Age, Biography and Wiki

Keith Runcorn (Stanley Keith Runcorn) was born on 19 November, 1922 in Southport, England, United Kingdom. Discover Keith Runcorn’s Biography, Age, Height, Physical Stats, Dating/Affairs, Family and career updates. Learn How rich is He in this year and how He spends money? Also learn how He earned most of networth at the age of 73 years old?

Popular As Stanley Keith Runcorn
Occupation N/A
Age 73 years old
Zodiac Sign Scorpio
Born 19 November 1922
Birthday 19 November
Birthplace Southport, England, United Kingdom
Date of death (1995-12-05) San Diego, California, United States
Died Place N/A
Nationality United Kingdom

We recommend you to check the complete list of Famous People born on 19 November.
He is a member of famous with the age 73 years old group.

Keith Runcorn Height, Weight & Measurements

At 73 years old, Keith Runcorn height not available right now. We will update Keith Runcorn’s Height, weight, Body Measurements, Eye Color, Hair Color, Shoe & Dress size soon as possible.

Physical Status
Height Not Available
Weight Not Available
Body Measurements Not Available
Eye Color Not Available
Hair Color Not Available

Dating & Relationship status

He is currently single. He is not dating anyone. We don’t have much information about He’s past relationship and any previous engaged. According to our Database, He has no children.

Parents Not Available
Wife Not Available
Sibling Not Available
Children Not Available

Keith Runcorn Net Worth

His net worth has been growing significantly in 2022-2023. So, how much is Keith Runcorn worth at the age of 73 years old? Keith Runcorn’s income source is mostly from being a successful . He is from United Kingdom. We have estimated
Keith Runcorn’s net worth
, money, salary, income, and assets.

Net Worth in 2023 $1 Million – $5 Million
Salary in 2023 Under Review
Net Worth in 2022 Pending
Salary in 2022 Under Review
House Not Available
Cars Not Available
Source of Income

Keith Runcorn Social Network




Runcorn received many honours, including Fellowship of the Royal Society in 1965, the Gold Medal of the Royal Astronomical Society (RAS) and the Fleming medal of the American Geophysical Union (AGU). He was also a member of the Pontifical Academy of Science. In 1970 he was awarded the Vetlesen Prize, widely considered the highest honor in geology. In 1981, Runcorn became a founding member of the World Cultural Council. He served as the Sydney Chapman Endowed Chair in Physical Sciences at the University of Alaska from 1989 to 1995. In 2007 the RAS named an award – for the year’s best PhD thesis in geophysics – the Keith Runcorn Prize in his honour.
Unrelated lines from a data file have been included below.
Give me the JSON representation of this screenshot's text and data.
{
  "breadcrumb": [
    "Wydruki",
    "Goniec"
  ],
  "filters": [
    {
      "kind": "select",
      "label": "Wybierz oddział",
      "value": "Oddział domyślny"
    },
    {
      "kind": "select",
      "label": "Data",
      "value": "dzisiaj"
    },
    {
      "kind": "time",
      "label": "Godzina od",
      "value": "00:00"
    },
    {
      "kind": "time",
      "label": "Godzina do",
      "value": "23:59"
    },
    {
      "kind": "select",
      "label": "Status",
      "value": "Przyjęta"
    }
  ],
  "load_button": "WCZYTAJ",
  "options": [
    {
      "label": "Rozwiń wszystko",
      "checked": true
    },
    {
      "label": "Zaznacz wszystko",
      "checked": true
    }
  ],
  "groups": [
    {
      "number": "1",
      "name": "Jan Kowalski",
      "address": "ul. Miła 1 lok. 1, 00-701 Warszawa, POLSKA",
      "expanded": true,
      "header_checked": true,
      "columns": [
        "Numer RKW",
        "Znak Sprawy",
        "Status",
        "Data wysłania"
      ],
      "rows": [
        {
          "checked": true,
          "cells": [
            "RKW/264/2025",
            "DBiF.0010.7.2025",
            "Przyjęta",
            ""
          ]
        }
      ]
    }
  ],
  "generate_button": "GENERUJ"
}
Runcorn’s PhD led to his interest in palaeomagnetism, the study of the magnetism of rocks, which he pursued first at the Geophysics Department at the University of Cambridge and later at Newcastle University, where he was appointed to the chair of Physics in 1956. At Newcastle, Runcorn developed a strong research group in geophysics, and made substantial contributions to various fields, including convection in the Earth and Moon, the shape and magnetic fields of the Moon and planets, magnetohydrodynamics of the Earth’s core, changes in the length of the day, polar wandering, continental drift and plate tectonics. After his retirement in 1988 he continued to be active in various lines of research until his untimely death in San Diego in 1995.


Runcorn was born in Southport, Lancashire, and educated at King George V Grammar School and Gonville and Caius College, Cambridge, whence he graduated in engineering within two years in 1942. After a period in radar research during the World War II, he joined the Physics Department at the University of Manchester where he did research on aspects of the Earth’s magnetic field, taking his PhD for research supervised by Patrick Blackett in 1949.


(Stanley) Keith Runcorn FRS (19 November 1922 – 5 December 1995) was a British physicist whose paleomagnetic reconstruction of the relative motions of Europe and America revived the theory of continental drift and was a major contribution to plate tectonics.